For the past few weeks, I've been running an AI assistant on a Mac mini in my apartment. It manages my study tracking, helps me write code, drafts blog posts, keeps tabs on my projects — basically acts as a second brain while I'm on clerkship rotations and have zero spare cognitive bandwidth.
I started with Telegram. One chat thread, one bot, everything in one place. It was simple. It was also, I eventually realized, kind of stupid.
Not the model — the model was fine. The interface was the problem.
The single-thread trap
Here's what a single Telegram thread looks like after a few weeks of actual use: a message about a UWorld question, then a request to check on a coding project, then something personal, then back to studying, then "hey can you look at this error log," then a question about dinner.
The AI sees all of this as one continuous conversation. It has no idea if you're context-switching or continuing a thought. It doesn't know if "fix that bug" refers to the thing you mentioned three messages ago or thirty. Every topic bleeds into every other topic, and the AI's context window becomes a junk drawer.
I kept thinking the fix was a better model with a longer context window. It wasn't.
Rooms, not threads
I moved everything to Discord. Not because Discord is inherently better chat software — it's not, it's kind of a mess actually — but because it has one thing Telegram doesn't: channels.
Now my setup looks like this:
- #uworld — study tracking. 1,700+ questions logged. The AI knows that when I'm in this channel, I'm studying. It doesn't try to talk about my side projects.
- #blog — writing. This post was drafted in that channel.
- #chartlens — a coding project. Bug reports, feature ideas, architecture discussions. All contained.
- #vicky — personal. Long-distance girlfriend. There's a lot to coordinate.
- #chat — general stuff that doesn't fit anywhere else.
Same AI. Same model. Same Mac mini humming on my desk. But the behavior changed completely, because the context changed.
When I ask a question in #uworld, the AI doesn't waste tokens wondering if I'm talking about a React component. When I'm in #chartlens debugging an API endpoint, it doesn't suggest I review my Anki cards. The channel is the context. The AI knows where it is and acts accordingly.
Threads are even better
Discord channels give you topic isolation. Discord threads give you task isolation.
Need to debug a specific issue? Spawn a thread. The AI gets a fresh context window scoped to that one problem. Work on it for twenty minutes, close it, go back to the channel. Meanwhile, another thread is running in parallel on a different task with its own isolated context.
This is the thing nobody talks about: parallel work without context bleed. In a single chat thread, you can't work on two things at once. In Discord, I regularly have three or four threads going — one drafting a blog post, one tracking down a bug, one planning a feature — and none of them interfere with each other.
The interface is the intelligence
There's a popular debate right now about which AI model is best. GPT-4 or Claude or Gemini, benchmarks and vibes and leaderboard rankings. I get it. Models matter.
But I've learned something running my own assistant for months: the gap between a well-structured interface and a poorly-structured one is bigger than the gap between models.

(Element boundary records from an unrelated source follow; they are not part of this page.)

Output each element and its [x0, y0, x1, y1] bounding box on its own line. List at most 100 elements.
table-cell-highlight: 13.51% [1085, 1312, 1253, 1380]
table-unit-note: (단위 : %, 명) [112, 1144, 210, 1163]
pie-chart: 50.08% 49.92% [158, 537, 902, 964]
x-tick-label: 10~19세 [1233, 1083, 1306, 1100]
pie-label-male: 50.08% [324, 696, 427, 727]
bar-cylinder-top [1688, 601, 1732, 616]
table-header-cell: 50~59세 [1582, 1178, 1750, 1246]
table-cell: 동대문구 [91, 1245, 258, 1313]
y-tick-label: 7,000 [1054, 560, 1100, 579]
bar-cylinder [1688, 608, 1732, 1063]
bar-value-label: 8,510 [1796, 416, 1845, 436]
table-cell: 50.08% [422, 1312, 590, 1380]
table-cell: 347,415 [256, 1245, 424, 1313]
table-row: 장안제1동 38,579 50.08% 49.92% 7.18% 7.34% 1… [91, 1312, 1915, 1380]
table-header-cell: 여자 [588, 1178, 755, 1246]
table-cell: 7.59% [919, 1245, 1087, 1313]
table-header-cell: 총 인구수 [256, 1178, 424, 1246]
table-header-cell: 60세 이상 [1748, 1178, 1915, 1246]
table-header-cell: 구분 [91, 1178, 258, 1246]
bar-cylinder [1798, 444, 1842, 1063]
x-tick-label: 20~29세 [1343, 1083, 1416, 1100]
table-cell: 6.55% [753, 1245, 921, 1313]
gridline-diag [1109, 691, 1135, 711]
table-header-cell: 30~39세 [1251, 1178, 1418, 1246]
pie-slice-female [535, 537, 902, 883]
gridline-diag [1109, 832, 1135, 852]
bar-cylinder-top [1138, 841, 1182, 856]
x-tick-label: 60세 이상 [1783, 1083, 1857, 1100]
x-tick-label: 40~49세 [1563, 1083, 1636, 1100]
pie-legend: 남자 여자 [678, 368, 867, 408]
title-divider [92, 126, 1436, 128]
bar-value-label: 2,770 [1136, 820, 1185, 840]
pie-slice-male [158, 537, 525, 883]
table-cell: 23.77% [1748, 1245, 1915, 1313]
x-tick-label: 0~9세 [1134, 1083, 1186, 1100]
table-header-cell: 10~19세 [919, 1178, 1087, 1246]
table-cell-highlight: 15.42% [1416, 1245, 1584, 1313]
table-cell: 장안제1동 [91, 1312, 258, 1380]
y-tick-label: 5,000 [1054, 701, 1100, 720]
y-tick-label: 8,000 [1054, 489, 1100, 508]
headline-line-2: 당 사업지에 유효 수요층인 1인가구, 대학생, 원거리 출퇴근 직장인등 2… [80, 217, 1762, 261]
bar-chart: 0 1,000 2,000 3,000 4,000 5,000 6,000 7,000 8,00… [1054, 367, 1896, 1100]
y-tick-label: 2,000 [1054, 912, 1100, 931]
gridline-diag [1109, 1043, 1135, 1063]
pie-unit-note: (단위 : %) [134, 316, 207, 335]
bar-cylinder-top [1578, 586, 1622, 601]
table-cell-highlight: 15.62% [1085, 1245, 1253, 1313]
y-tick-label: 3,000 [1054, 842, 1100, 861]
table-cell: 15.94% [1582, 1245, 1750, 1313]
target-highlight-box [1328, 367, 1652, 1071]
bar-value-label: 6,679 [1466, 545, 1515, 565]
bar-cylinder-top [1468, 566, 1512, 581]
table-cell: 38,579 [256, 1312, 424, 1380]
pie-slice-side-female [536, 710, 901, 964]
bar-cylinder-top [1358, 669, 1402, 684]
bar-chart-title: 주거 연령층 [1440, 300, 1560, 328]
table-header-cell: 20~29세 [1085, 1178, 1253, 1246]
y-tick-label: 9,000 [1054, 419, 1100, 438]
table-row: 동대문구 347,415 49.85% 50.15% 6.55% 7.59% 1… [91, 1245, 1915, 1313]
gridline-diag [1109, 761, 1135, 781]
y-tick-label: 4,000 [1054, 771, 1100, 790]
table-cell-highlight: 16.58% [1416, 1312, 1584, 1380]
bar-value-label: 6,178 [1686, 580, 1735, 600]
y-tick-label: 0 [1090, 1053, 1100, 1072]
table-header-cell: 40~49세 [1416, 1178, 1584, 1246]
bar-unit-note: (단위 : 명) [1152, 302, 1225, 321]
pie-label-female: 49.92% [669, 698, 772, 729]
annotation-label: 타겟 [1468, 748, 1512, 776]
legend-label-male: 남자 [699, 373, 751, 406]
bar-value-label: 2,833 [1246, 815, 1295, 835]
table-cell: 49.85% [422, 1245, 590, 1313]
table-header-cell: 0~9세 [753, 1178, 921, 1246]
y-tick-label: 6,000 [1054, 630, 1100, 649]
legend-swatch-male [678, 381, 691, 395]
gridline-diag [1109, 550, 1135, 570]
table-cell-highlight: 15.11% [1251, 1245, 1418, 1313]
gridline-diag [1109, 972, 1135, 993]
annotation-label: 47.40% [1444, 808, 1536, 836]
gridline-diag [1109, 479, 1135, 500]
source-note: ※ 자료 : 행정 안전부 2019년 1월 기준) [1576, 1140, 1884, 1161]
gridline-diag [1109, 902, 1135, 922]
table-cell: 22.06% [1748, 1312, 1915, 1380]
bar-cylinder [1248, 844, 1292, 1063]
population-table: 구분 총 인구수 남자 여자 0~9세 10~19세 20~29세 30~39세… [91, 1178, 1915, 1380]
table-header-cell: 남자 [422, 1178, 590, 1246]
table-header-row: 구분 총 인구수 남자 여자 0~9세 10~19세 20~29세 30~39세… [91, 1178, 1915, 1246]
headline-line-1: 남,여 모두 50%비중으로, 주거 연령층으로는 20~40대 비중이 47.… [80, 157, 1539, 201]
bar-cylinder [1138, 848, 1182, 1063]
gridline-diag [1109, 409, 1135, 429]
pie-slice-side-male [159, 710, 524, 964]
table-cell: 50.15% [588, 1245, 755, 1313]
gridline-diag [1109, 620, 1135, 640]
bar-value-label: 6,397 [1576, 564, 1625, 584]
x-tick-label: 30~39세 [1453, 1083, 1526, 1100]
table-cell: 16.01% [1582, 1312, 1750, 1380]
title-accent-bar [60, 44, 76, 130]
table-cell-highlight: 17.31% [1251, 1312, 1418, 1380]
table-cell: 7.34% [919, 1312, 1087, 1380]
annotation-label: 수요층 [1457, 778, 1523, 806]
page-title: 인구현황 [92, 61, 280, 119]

A brilliant model in a single chat thread will eventually drown in its own context. A decent model with clean channel separation and isolated threads will outperform it on real tasks, because it's always working with relevant context instead of sifting through noise.
A single chat box is a constraint disguised as simplicity. It feels frictionless — just type and go. But that frictionlessness means you never organize your thoughts, and neither does your AI. You're both wading through the same mess.
The boring lesson
People spend hours debating model selection. They should spend ten minutes thinking about how they structure the conversation.
Give your AI rooms. Give it walls between topics. Give it the ability to focus on one thing at a time without the cognitive equivalent of someone tapping its shoulder every thirty seconds with an unrelated question.
The model is the engine. The interface is the steering wheel. You can have the most powerful engine in the world, but if you can't steer, you're just making noise.
I didn't make my AI smarter. I just stopped making it guess what I was talking about.